A million dollar mobile life

The highest selling price on record of a mobile home in Malibu, pictured above, sold in September for $1.6 million. Photo courtesy of Beverly Taki

A mobile home priced for sale at $2.2 million highlights the desire

for the “Malibu lifestyle of living.”

By Bridget Graham Gungoren / Special to The Malibu Times

It’s a residence for sale with a million dollar ocean view, located within a gated community. This could describe many homes in Malibu, but this residence is a mobile, or modular, home in Point Dume Club, and is tipping the scales with a selling price of $2.2 million.

Recently, former Malibu resident Dr. James Rota put his mobile home on the market, after extensive remodeling, for the more than $2 million asking price. The highest selling price on record of a mobile home in Malibu sold in September for $1.6 million.

“Mobile homes are a hit thing now because people want the Malibu style of living, and for Malibu, mobile homes offer that economically,” said Malibu Realtor Beverly Taki, who, with Realtor Lee LaPlante, handled the sale of the $1.6 million mobile home.

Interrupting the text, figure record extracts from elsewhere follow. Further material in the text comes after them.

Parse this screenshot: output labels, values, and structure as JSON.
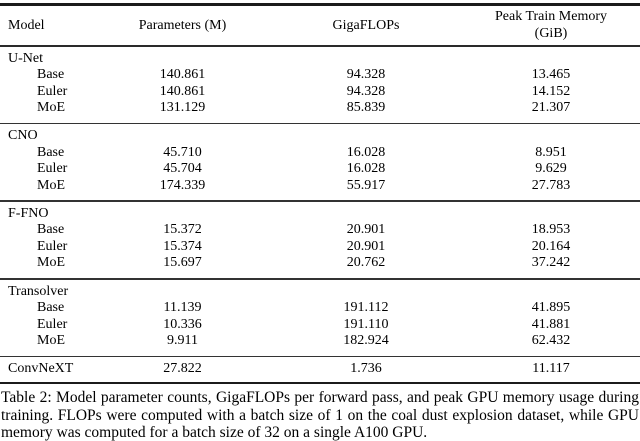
{
  "table": {
    "headers": {
      "model": "Model",
      "parameters": "Parameters (M)",
      "gigaflops": "GigaFLOPs",
      "memory_line1": "Peak Train Memory",
      "memory_line2": "(GiB)"
    },
    "groups": [
      {
        "name": "U-Net",
        "rows": [
          {
            "label": "Base",
            "parameters": "140.861",
            "gigaflops": "94.328",
            "memory": "13.465"
          },
          {
            "label": "Euler",
            "parameters": "140.861",
            "gigaflops": "94.328",
            "memory": "14.152"
          },
          {
            "label": "MoE",
            "parameters": "131.129",
            "gigaflops": "85.839",
            "memory": "21.307"
          }
        ]
      },
      {
        "name": "CNO",
        "rows": [
          {
            "label": "Base",
            "parameters": "45.710",
            "gigaflops": "16.028",
            "memory": "8.951"
          },
          {
            "label": "Euler",
            "parameters": "45.704",
            "gigaflops": "16.028",
            "memory": "9.629"
          },
          {
            "label": "MoE",
            "parameters": "174.339",
            "gigaflops": "55.917",
            "memory": "27.783"
          }
        ]
      },
      {
        "name": "F-FNO",
        "rows": [
          {
            "label": "Base",
            "parameters": "15.372",
            "gigaflops": "20.901",
            "memory": "18.953"
          },
          {
            "label": "Euler",
            "parameters": "15.374",
            "gigaflops": "20.901",
            "memory": "20.164"
          },
          {
            "label": "MoE",
            "parameters": "15.697",
            "gigaflops": "20.762",
            "memory": "37.242"
          }
        ]
      },
      {
        "name": "Transolver",
        "rows": [
          {
            "label": "Base",
            "parameters": "11.139",
            "gigaflops": "191.112",
            "memory": "41.895"
          },
          {
            "label": "Euler",
            "parameters": "10.336",
            "gigaflops": "191.110",
            "memory": "41.881"
          },
          {
            "label": "MoE",
            "parameters": "9.911",
            "gigaflops": "182.924",
            "memory": "62.432"
          }
        ]
      }
    ],
    "footer_row": {
      "label": "ConvNeXT",
      "parameters": "27.822",
      "gigaflops": "1.736",
      "memory": "11.117"
    }
  },
  "caption": "Table 2: Model parameter counts, GigaFLOPs per forward pass, and peak GPU memory usage during training. FLOPs were computed with a batch size of 1 on the coal dust explosion dataset, while GPU memory was computed for a batch size of 32 on a single A100 GPU."
}
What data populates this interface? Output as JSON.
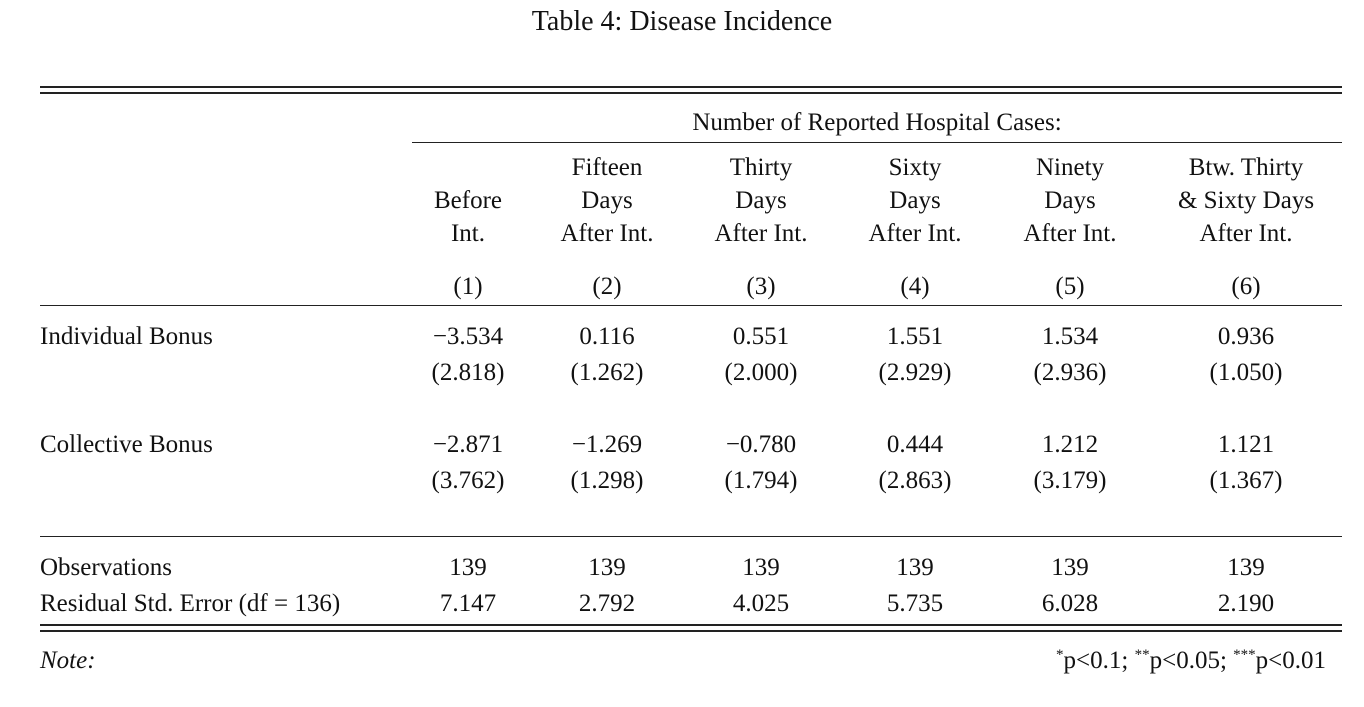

Clay Dickens, vice president of Community West Bank, who finances lending for mobile home purchases, agrees. “Mobile homes are a trend that is still going up,” he said. “It’s a $10 million dollar view for those who can’t afford a $10 million dollar home; it’s the last bastion of affordable housing.”

Much like all of the Malibu home prices that have risen dramatically over the last several years, so too have mobile home prices. Ten years ago, Taki sold a mobile home for $62,000. In April 2001, down the road from the $1.6 million dollar sale, another modular home sold for $160,000.

“That same $62,000 home is now probably worth at least a half a million,” Taki said. “It’s hard to find one now for less than $450,000 to $600,000-and those are the ones without the ocean view.”

The homes on the perimeter, Taki said, are in the best locations, and can sell for more than $1 million. The mobile homes in Point Dume Club boast a gated community, a shared tennis court and pool, and walking distance to the beach.

The catch? It is hard to get complete financing for the home, and therefore, most mobile homes are paid for in cash or with just a partial loan. Community West Bank appears to be the only bank to partially finance mobile home sales, financing up to 80 percent, or to a cap of $500,000.

“Cash is king,” Taki said.

Also, owners do not own the land, but pay rent for the home’s space.

“You lease from the owner of the land,” Taki said.

Depending on the location of the mobile home, the space rent could be as high as $2,800 per month.

But the upside is that there are no property taxes. (Purchaser of single-family homes in Malibu pay 1 1/4 percent of the sales price in taxes.) Other fees include DMV costs, dependent on the year of the home’s chassis (the chassis is the frame and wheels on which mobile homes sit on classifying it as a vehicle). So if even after the coach itself is removed or remodeled, the DMV fee reflects the year of the chassis, which could be as old as 1972, which lowers the DMV costs considerably.

Rota’s mobile home sits on a corner spot at the club, and has ocean and mountain views from every room. He paid $53 annually in DMV fees plus the space rent. Rent goes up every time a home is sold.

Rota decided to sell his two-bedroom, two-bath home on Ebay.

“I’ve worked with the computer and have been impressed with the pictorial ability,” Rota said. “I’ve purchased and sold with Ebay with much success.”

The 2005 California Association of Realtors 6th Annual Survey found that the Internet is becoming an integral component of buying a home-sixty-two percent of buyers first gain exposure to a potential residence via computer.

Taki told the story of selling a $1.1 million dollar home to a buyer in Australia who only saw the property via Web pictures she and LaPlante sent to the client. The two Realtors conducted all of the inspections.

Rota, a Malibu resident for 26 years, has lived in his mobile home residence on and off for about 20. He built and designed the home over a 10-year period, with an intense six-month remodeling a few years ago. The interior is full of curves and arches.

“I used circles for a softening effect so it isn’t living in a square box,” Rota said.

A retired biological dentist with a love of ergonomics, he built to inhibit his mold allergies. The floor was reinforced with marble to keep leaks from occurring.

“There is three times the thickness of the normal floor to begin with, and then with the marble, it is another layer thicker,” Rota said.

Other biologically sound upgrades include a triple-filtered water purification system, water ionization, and drainage systems to prevent puddles underneath the home, allergy free carpeting and special paints.

The mobile home can actually be labeled as a modular home. Modular homes are built in sections, and can technically be moved in sections, but are also permanently installed into the earth.

“It’s much more secure than the average home,” Rota explained. “I took a basic modular home and reinforced it and was able to secure it with concrete; it’s isn’t just nailed into the ground.”

“It’s been a joy for me,” Rota said. “I still don’t know why I’m leaving.”

Rota has retired to Paso Robles where he is writing a book and designing a new ergonomic house while ranching horse and sheep.

“The modular (or mobile) home really is Malibu’s best kept secret,” Rota said.